Navalny launches his campaign

Navalny Vladivostok2

Alexei Navalny participates in a spontaneous debate with a businessman in Vladivostok. Photo by Evgeny Feldman from https://navalny.feldman.photo/

by Sarah Hurst

Alexei Navalny announced that he would run for president of Russia on December 13, 2016. On February 8, 2017 a judge in Kirov found Navalny guilty of embezzlement and gave him a five-year suspended sentence, which meant that he would be ineligible to participate in the election. The entire show trial was a repeat of a trial that took place in 2013, in which the verdict was identical, word for word. That trial was condemned as unjust by the European Court of Human Rights.
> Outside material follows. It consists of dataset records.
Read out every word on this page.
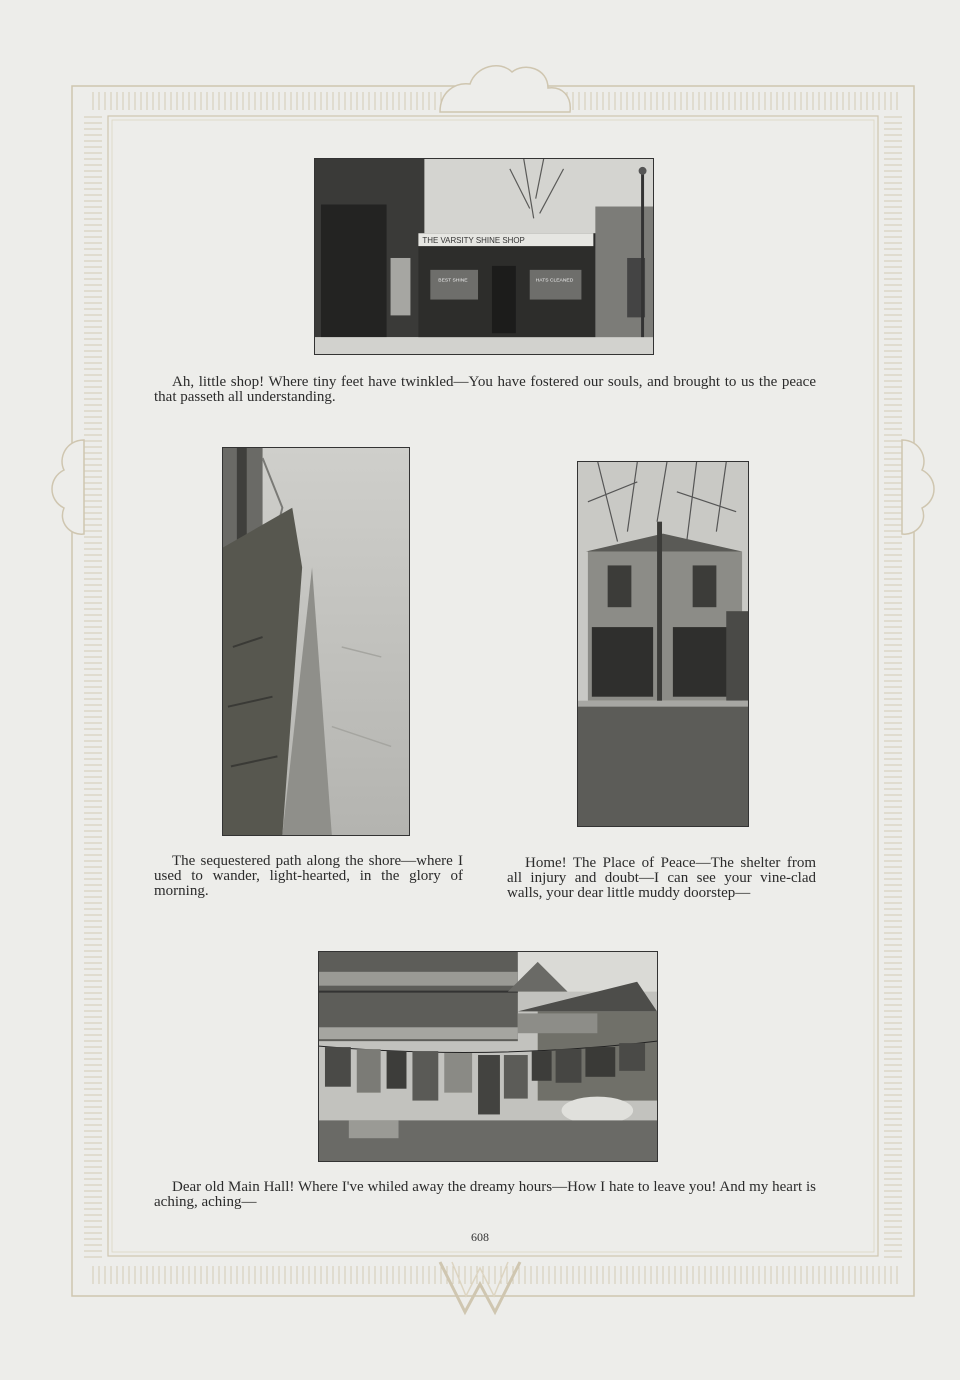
THE VARSITY SHINE SHOP
BEST SHINE	HATS CLEANED
Ah, little shop! Where tiny feet have twinkled—You have fostered our souls, and brought to us the peace that passeth all understanding.
The sequestered path along the shore—where I used to wander, light-hearted, in the glory of morning.
Home! The Place of Peace—The shelter from all injury and doubt—I can see your vine-clad walls, your dear little muddy doorstep—
Dear old Main Hall! Where I've whiled away the dreamy hours—How I hate to leave you! And my heart is aching, aching—
608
Nevertheless, Navalny continued his campaign, travelling around the country opening headquarters in dozens of cities. He was greeted by crowds of supporters and also opponents, including on one occasion some angry Cossacks. Twice attackers threw green chemicals into his face: in Barnaul and in Moscow. The first attack caused no serious harm, but the second one damaged Navalny’s eyes and he had to fly to Spain for an operation. The attacker was identified by social media users as Alexander Petrunko of the pro-Putin SERB movement, but he was not arrested.

Metal pipe assault

Navalny held his first election rally in Murmansk on September 15, 2017. He spoke to a large crowd and the rally took place without incident. But in Moscow the head of Navalny’s campaign headquarters, Nikolai Lyaskin, was hit on the head with a metal pipe wrapped in newspaper as the rally was ending. Again, no one was arrested, but later the police told Lyaskin that they suspected that he had organised the attack himself as a “provocation”. A couple of months later Lyaskin quietly resigned as head of the Moscow headquarters.
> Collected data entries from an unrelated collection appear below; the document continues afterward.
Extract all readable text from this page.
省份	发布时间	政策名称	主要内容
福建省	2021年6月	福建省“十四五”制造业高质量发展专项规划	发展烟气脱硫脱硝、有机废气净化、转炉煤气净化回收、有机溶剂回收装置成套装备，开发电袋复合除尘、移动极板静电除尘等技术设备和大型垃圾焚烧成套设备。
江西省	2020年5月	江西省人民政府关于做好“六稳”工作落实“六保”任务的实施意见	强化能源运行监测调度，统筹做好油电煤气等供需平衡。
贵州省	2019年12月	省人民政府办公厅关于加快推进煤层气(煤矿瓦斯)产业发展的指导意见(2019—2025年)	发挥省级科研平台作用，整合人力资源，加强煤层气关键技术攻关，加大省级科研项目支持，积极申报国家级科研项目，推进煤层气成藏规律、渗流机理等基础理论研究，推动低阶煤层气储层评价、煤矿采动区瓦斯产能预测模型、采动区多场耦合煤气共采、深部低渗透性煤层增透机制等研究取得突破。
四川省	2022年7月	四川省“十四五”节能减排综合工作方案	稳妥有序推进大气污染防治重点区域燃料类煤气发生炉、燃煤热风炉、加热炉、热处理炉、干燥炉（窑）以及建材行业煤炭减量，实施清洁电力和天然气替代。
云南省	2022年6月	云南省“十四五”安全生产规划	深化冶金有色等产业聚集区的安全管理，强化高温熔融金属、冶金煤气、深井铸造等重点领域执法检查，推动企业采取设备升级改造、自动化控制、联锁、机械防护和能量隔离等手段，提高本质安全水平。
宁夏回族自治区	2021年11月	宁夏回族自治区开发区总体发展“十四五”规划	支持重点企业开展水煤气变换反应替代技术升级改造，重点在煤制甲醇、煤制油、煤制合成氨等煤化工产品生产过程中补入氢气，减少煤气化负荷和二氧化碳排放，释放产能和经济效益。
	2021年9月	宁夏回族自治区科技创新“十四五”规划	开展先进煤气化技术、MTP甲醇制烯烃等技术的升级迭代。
Navalny’s next rallies were in Yekaterinburg and Omsk, then Novosibirsk, Vladivostok and Khabarovsk the following weekend. On September 29 Navalny was detained coming out of his home as he was heading to Nizhny Novgorod for a rally. He was held at a police station until late at night, and instead of a rally some of his supporters in Nizhny Novgorod turned out to walk around in protest during a “Positive Nizhny” festival that had been hastily set up by the local authorities. Many of them were detained.
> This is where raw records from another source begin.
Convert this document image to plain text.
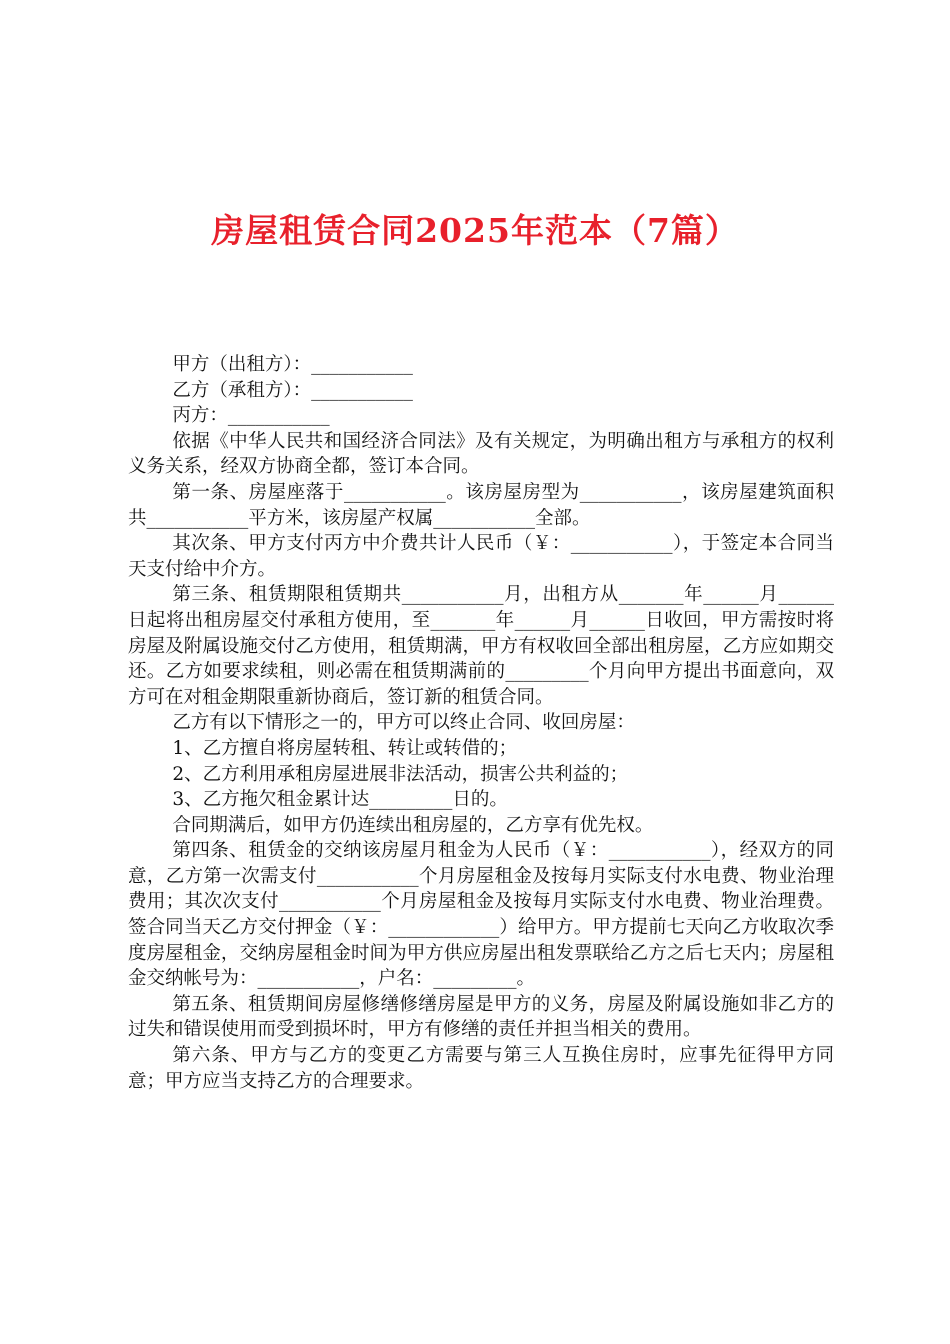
房屋租赁合同2025年范本（7篇）

甲方（出租方）：___________

乙方（承租方）：___________

丙方：___________

依据《中华人民共和国经济合同法》及有关规定，为明确出租方与承租方的权利义务关系，经双方协商全都，签订本合同。

第一条、房屋座落于___________。该房屋房型为___________，该房屋建筑面积共___________平方米，该房屋产权属___________全部。

其次条、甲方支付丙方中介费共计人民币（￥：___________），于签定本合同当天支付给中介方。

第三条、租赁期限租赁期共___________月，出租方从_______年______月______日起将出租房屋交付承租方使用，至_______年______月______日收回，甲方需按时将房屋及附属设施交付乙方使用，租赁期满，甲方有权收回全部出租房屋，乙方应如期交还。乙方如要求续租，则必需在租赁期满前的_________个月向甲方提出书面意向，双方可在对租金期限重新协商后，签订新的租赁合同。

乙方有以下情形之一的，甲方可以终止合同、收回房屋：

1、乙方擅自将房屋转租、转让或转借的；

2、乙方利用承租房屋进展非法活动，损害公共利益的；

3、乙方拖欠租金累计达_________日的。

合同期满后，如甲方仍连续出租房屋的，乙方享有优先权。

第四条、租赁金的交纳该房屋月租金为人民币（￥：___________），经双方的同意，乙方第一次需支付___________个月房屋租金及按每月实际支付水电费、物业治理费用；其次次支付___________个月房屋租金及按每月实际支付水电费、物业治理费。签合同当天乙方交付押金（￥：____________）给甲方。甲方提前七天向乙方收取次季度房屋租金，交纳房屋租金时间为甲方供应房屋出租发票联给乙方之后七天内；房屋租金交纳帐号为：___________，户名：_________。

第五条、租赁期间房屋修缮修缮房屋是甲方的义务，房屋及附属设施如非乙方的过失和错误使用而受到损坏时，甲方有修缮的责任并担当相关的费用。

第六条、甲方与乙方的变更乙方需要与第三人互换住房时，应事先征得甲方同意；甲方应当支持乙方的合理要求。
Navalny was released with an instruction to appear in court on October 2, but meanwhile he held two more rallies in Orenburg and Arkhangelsk on September 30 and October 1. Authorities didn’t bother to stop him. The following day he and his campaign chief, Leonid Volkov, were both sentenced to 20 days in prison. While in prison Navalny called for mass demonstrations on October 7, Putin’s birthday. After his release on October 22 he continued to hold rallies all over Russia and to demand that he be allowed to participate in the election. Navalny has asked people to boycott the election if he is not on the ballot. Russian authorities have said that calling for a boycott is equivalent to calling for the overthrow of the government.